Menos de 20 minutos depois, chegou a hora de anunciar o Melhor Ator e sem surpresa era a noite de Will Smith. O astro já estava gargalhando segundos depois da agressão, subiu ao palco, chorou, disse que foi movido por “amor” e a necessidade de proteger sua esposa. “Fazemos loucuras por amor”, se justificou em lágrimas para uma platéia ainda atônita. Pediu desculpas aos colegas e à Academia, mas não à Chris Rock. Ou à nós.

O desequilíbrio emocional e psicológico de Will Smith tem sido exposto por muitos anos com a honestidade que ele e Jada decidiram conduzir suas vidas. Havia mil outras formas de defendê-la sem partir para violência física e é inadmissível que qualquer um ainda considere que o ator tivesse algum pingo de razão pela cena lastimável que escolheu para seu legado. Jamais será dissociado dela e é uma consequência justa. Chris Rock ficou mais atônito com isso do que qualquer outra coisa: “Essa cena entrou para a História da TV”, ele lamentou na hora.

As noites do Oscar têm sido assim, previsibilidade de 99,9%, mas o 1% que SEMPRE surpreende tem sido cada dia mais chocante. Anunciar filme errado estava em um patamar que apenas o Melhor Ator da noite sair no tapa com o apresentador poderia superar. Uma pena.
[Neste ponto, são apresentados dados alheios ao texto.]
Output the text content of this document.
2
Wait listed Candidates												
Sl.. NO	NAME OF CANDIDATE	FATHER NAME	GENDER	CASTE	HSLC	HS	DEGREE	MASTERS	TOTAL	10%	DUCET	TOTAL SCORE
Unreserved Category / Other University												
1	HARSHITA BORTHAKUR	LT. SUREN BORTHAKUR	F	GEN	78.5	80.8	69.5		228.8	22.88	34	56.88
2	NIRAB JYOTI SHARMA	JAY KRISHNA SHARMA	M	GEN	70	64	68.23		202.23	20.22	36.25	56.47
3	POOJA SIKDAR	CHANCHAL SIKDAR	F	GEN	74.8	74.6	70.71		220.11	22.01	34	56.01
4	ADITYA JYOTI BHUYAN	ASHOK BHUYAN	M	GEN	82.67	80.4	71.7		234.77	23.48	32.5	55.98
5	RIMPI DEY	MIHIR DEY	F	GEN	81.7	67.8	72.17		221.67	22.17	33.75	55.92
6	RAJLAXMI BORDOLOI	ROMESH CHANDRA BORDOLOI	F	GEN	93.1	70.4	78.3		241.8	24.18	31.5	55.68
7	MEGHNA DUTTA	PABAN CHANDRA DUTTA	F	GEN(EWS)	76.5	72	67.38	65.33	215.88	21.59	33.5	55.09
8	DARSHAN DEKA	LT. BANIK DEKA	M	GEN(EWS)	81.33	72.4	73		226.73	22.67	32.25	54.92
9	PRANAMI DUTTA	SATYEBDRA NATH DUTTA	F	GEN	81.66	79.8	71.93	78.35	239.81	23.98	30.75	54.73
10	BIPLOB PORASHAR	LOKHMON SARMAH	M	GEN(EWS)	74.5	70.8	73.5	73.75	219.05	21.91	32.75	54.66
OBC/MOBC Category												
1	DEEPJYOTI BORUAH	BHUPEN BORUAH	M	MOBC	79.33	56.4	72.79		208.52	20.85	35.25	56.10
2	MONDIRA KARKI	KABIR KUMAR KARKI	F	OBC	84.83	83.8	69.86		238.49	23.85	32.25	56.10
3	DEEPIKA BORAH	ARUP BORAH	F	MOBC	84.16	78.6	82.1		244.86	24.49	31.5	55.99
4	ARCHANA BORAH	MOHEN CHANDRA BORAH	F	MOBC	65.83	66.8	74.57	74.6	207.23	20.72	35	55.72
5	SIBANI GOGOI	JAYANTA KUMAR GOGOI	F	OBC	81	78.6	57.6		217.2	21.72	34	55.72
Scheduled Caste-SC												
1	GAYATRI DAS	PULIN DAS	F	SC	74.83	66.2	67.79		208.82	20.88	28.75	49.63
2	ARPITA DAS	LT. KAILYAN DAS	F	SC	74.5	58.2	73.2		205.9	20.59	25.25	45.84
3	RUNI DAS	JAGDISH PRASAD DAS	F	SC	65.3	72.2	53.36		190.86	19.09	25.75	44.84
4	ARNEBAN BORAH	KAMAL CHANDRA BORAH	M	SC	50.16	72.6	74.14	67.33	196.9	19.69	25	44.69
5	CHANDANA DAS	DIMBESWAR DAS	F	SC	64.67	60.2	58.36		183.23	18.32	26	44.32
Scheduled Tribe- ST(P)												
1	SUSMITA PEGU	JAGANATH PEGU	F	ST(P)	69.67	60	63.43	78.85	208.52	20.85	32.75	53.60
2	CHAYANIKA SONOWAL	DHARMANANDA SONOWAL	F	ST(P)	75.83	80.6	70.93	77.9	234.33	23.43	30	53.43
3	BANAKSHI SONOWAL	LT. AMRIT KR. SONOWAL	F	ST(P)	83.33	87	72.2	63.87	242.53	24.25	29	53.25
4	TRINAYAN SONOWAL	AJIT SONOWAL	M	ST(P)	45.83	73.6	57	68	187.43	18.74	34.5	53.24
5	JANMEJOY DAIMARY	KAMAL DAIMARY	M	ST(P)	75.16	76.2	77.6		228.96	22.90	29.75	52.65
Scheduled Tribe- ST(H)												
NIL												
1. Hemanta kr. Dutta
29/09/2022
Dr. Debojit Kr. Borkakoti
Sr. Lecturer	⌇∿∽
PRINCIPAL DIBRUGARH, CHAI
Chris Rock está errado em brincar com a saúde, a estética e a dor de uma mulher que é honesta sobre seu sofrimento. A piada, sem graça, era insensível e grosseira. Porém o ato físico que Will Smith elegeu como resposta é ainda pior. Agressão física jamais é a resposta. Nunca por amor, por nada nesse mundo. Will Smith errou. Um mito se desfez diante dos nossos olhos. E essa foi a primeira grande noite pós-covid. O mundo realmente não voltou a ser o mesmo.

No mais, as vitórias de Troy Kotsur, Ariana DeBose, Jane Campion, Kenneth Branagh, Billie Eilish e até Jessica Chastain eram esperadas. CODA – No Ritmo do Coração ganhou fôlego nos últimos meses e venceu como Melhor Filme, mas não chegou a ser uma zebra porque reúne os elementos tradicionais de um filme da Academia.

A ver como será em 2023. Melhor evitar colocar Ricky Gervais no mesmo ambiente que atores ofendidos. Afinal se amor justificar tudo vai ser uma noite digna de Mike Tyson.